Недвига родила дочь в начале июня, в праздник Ярило[13], потому и назвали ее Яриной. Из-за страшных разрывов Недвига долго не могла ходить самостоятельно, и Белаве часто приходилось водить ее во двор, приносить ей еду и питье в постель. Белава невольно жалела мачеху, с ужасом думая о том, что самой когда-нибудь придется испытать такие же мучения, но близости и понимания между ними так и не возникло.
Едва Белава достигла брачного возраста, ей стали подыскивать жениха. И нашли бы достойного, потому что девушка вобрала в себя всю славянскую красоту: круглолица, румяна, светлые брови вразлет, белоснежные пряди волос спускались до поясницы, зеленый омут глаз манил и притягивал. Природа не обидела ее, наделив здоровьем для вынашивания детей и несения нелегкой женской доли, но сама Белава сознательно отпугивала парней, держась с ними неприветливо и заносчиво, предпочитая гуляньям и утехам свое занятие знахарством.

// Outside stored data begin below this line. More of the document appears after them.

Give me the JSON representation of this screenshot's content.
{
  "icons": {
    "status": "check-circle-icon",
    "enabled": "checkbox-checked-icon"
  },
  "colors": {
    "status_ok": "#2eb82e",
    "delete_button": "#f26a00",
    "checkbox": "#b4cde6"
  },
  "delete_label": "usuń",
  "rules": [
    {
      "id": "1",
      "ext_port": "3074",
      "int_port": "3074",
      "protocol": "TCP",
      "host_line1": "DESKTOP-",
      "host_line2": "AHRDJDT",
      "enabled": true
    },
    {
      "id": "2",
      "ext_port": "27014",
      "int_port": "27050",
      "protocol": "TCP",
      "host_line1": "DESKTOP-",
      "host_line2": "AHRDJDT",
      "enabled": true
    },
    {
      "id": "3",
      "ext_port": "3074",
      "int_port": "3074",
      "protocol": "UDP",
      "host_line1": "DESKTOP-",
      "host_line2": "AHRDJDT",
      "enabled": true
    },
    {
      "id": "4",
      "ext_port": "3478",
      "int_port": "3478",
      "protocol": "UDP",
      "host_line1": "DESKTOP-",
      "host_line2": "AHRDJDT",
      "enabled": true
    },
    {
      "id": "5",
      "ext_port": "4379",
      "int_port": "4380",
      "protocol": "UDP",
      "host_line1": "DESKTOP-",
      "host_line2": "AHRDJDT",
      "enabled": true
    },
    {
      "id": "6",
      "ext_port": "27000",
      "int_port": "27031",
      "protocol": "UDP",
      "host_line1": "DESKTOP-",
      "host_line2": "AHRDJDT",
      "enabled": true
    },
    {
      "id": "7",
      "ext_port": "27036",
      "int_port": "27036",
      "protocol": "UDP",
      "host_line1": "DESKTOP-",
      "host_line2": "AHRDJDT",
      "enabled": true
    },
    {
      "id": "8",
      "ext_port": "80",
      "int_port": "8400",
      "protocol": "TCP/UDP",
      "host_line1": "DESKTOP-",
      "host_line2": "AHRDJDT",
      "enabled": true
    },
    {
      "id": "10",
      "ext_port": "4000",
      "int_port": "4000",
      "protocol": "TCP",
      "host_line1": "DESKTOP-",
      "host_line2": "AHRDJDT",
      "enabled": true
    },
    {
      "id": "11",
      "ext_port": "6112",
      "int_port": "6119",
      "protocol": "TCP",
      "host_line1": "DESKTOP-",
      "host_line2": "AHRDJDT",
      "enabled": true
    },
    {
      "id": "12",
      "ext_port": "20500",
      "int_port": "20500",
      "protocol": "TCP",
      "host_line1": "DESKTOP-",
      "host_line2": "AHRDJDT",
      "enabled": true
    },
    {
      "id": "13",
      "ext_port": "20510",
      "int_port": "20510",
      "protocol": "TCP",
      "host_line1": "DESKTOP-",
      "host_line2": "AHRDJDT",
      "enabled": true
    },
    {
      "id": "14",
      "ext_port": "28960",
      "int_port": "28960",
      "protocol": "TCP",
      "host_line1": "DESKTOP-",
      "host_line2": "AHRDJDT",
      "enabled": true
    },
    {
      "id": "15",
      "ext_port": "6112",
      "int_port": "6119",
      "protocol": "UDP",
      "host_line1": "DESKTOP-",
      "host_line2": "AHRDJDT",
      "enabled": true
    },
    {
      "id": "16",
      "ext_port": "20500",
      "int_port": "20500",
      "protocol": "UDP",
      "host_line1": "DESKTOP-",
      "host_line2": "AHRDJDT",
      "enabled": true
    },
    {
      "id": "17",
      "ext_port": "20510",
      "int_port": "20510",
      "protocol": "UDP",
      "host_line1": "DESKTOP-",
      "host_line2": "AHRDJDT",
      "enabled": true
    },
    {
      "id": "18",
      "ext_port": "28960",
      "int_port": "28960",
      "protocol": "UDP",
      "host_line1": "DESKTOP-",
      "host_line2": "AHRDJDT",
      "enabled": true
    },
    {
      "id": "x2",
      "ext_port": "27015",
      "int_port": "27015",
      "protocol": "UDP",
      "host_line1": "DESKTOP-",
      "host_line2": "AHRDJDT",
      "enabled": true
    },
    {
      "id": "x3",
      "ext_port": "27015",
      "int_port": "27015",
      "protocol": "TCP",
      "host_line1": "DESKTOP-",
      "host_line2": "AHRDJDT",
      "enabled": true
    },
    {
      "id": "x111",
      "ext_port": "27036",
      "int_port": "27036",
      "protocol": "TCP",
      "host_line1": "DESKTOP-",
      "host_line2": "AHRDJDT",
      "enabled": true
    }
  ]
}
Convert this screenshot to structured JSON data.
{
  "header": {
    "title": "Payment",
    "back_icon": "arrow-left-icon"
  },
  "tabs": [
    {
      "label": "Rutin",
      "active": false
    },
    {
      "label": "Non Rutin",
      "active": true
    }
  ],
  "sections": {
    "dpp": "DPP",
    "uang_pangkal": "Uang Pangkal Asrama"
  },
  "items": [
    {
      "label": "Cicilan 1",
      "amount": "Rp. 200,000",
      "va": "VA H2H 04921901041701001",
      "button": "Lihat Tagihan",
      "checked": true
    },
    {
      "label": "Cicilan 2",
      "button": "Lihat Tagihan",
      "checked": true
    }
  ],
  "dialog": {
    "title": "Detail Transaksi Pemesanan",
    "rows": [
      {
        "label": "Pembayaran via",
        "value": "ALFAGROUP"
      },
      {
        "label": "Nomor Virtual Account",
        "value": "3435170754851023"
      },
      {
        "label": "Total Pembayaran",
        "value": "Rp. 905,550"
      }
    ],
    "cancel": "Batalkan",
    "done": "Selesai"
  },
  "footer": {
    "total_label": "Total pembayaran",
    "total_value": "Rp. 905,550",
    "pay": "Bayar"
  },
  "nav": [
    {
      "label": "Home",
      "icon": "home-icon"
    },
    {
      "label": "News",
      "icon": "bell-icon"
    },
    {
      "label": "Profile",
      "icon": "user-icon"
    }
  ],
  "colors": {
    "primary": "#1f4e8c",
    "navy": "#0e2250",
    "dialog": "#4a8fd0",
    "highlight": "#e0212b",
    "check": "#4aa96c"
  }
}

Женихи чувствовали ее отчуждение и не спешили умыкнуть из родительского дома. Наконец отец, не желая больше терпеть вольностей, выдал ее замуж за первого, кто посватался.
Жених был на тридцать лет старше Белавы. Он имел трех сыновей – двух женатых и одного холостого, – четырех снох и внуков несчетно. Белаве и пожаловаться было некому – единственная заступница, бабушка, к этому времени уже умерла.
Белава навсегда запомнила тот злополучный день, когда стала женой. С утра мачеха послала ее к реке полоскать белье. Только девушка наклонилась над водой, из кустов выскочил старец: волосы и борода седые, косматые, нечесаные, лицо серое, в морщинах. С перепугу Белава не признала жениха. Впрочем, она и видела его всего один раз, когда он приходил свататься, а она отказала ему, гордо вздернув подбородок.
Отец тогда вмешался, сердито прикрикнув на нее: «Молчать, хватит семью позорить. У меня вторая дочь растет. Ей что же, до старости ждать, когда ты замуж выйдешь?» Девушка расплакалась и дала согласие.